Als ik nu treed buiten het belangrijke en persoonlijke doel dat voor mij altijd in onderwijs en met name taalonderwijs besloten is, dan kom ik tot een breder maatschappelijk doel. Dat is dat dit onderwijs zijn zin moet krijgen, doordat het een bijdrage levert, mensen een volwaardige plaats in onze samenleving te geven. Het bereiken van en het kunnen streven naar zo'n volwaardige plaats, is dunkt me, van doorslaggevende betekenis voor de wijze waarop mensen ervaren, dat zij in de wereld staan.
Daarbij neemt het taalonderwijs een zeer centrale plaats in.
Het taalonderwijs dient dan echter wel eisen te stellen.

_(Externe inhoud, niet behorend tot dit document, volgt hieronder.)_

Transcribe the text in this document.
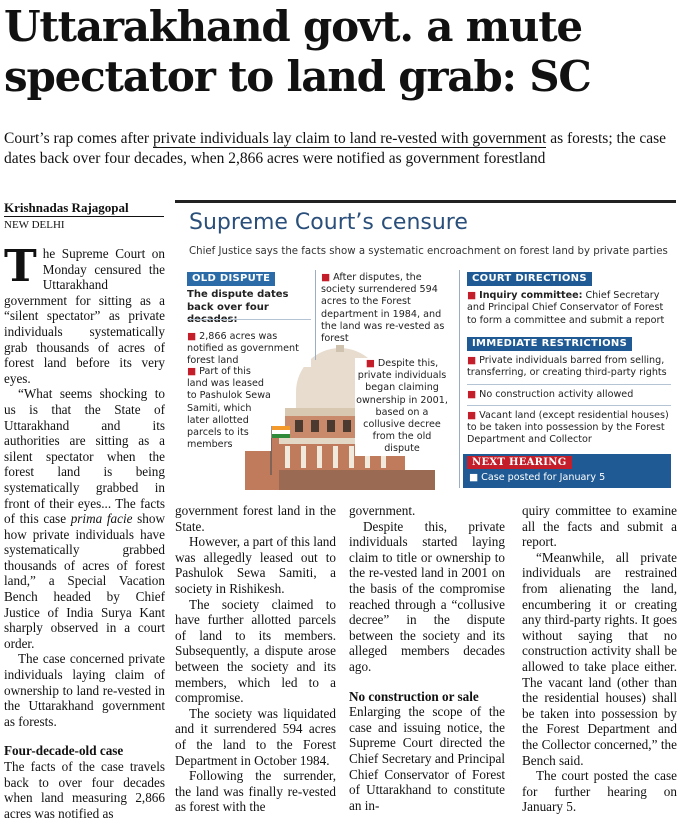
Uttarakhand govt. a mute
spectator to land grab: SC
Court’s rap comes after private individuals lay claim to land re-vested with government as forests; the case dates back over four decades, when 2,866 acres were notified as government forestland
Krishnadas Rajagopal
NEW DELHI	Supreme Court’s censure
Chief Justice says the facts show a systematic encroachment on forest land by private parties
OLD DISPUTE
The dispute dates back over four
■ 2,866 acres was notified as government forest land
■ Part of this land was leased to Pashulok Sewa Samiti, which later allotted parcels to its members
■ After disputes, the society surrendered 594 acres to the Forest department in 1984, and the land was re-vested as forest
■ Despite this, private individuals began claiming ownership in 2001, based on a collusive decree from the old dispute
COURT DIRECTIONS
■ Inquiry committee: Chief Secretary and Principal Chief Conservator of Forest to form a committee and submit a report
IMMEDIATE RESTRICTIONS
■ Private individuals barred from selling, transferring, or creating third-party rights
■ No construction activity allowed
■ Vacant land (except residential houses) to be taken into possession by the Forest Department and Collector
NEXT HEARING
■ Case posted for January 5

The Supreme Court on Monday censured the Uttarakhand government for sitting as a “silent spectator” as private individuals systematically grab thousands of acres of forest land before its very eyes.

“What seems shocking to us is that the State of Uttarakhand and its authorities are sitting as a silent spectator when the forest land is being systematically grabbed in front of their eyes... The facts of this case prima facie show how private individuals have systematically grabbed thousands of acres of forest land,” a Special Vacation Bench headed by Chief Justice of India Surya Kant sharply observed in a court order.

The case concerned private individuals laying claim of ownership to land re-vested in the Uttarakhand government as forests.

Four-decade-old case

The facts of the case travels back to over four decades when land measuring 2,866 acres was notified as

government forest land in the State.

However, a part of this land was allegedly leased out to Pashulok Sewa Samiti, a society in Rishikesh.

The society claimed to have further allotted parcels of land to its members. Subsequently, a dispute arose between the society and its members, which led to a compromise.

The society was liquidated and it surrendered 594 acres of the land to the Forest Department in October 1984.

Following the surrender, the land was finally re-vested as forest with the

government.

Despite this, private individuals started laying claim to title or ownership to the re-vested land in 2001 on the basis of the compromise reached through a “collusive decree” in the dispute between the society and its alleged members decades ago.

No construction or sale

Enlarging the scope of the case and issuing notice, the Supreme Court directed the Chief Secretary and Principal Chief Conservator of Forest of Uttarakhand to constitute an in-

quiry committee to examine all the facts and submit a report.

“Meanwhile, all private individuals are restrained from alienating the land, encumbering it or creating any third-party rights. It goes without saying that no construction activity shall be allowed to take place either. The vacant land (other than the residential houses) shall be taken into possession by the Forest Department and the Collector concerned,” the Bench said.

The court posted the case for further hearing on January 5.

Wij moeten uitermate voorzichtig zijn met onderwijs waarin men zegt dat de normen niet gelden of dat democratie inhoudt dat geen eisen worden gesteld, omdat men gelooft, hiermee achterstanden te voorkomen. Wie zo redeneert, houdt achterstanden in stand! Ik kom weer bij de heer Ten Brinke terecht, niet omdat hij de laatste spreker was en zijn betoog nog vers in het geheugen ligt. Hij heeft duidelijk aangegeven waaraan zijn taaleigen is ontsproten. Dan kan hij, dunkt mij, gemakkelijk tegen leerlingen zeggen dat zij spelfouten mogen maken. Als dan vanuit het milieu en de achtergrond geen compenserende factoren worden aangereikt, is in ieder geval al enige achterstand blijvend geworden. Men kan zich dit soort slordigheden slechts veroorloven, als er in het milieu en de achtergrond compenserende, dus andere mogelijkheden tot verbetering aanwezig zijn.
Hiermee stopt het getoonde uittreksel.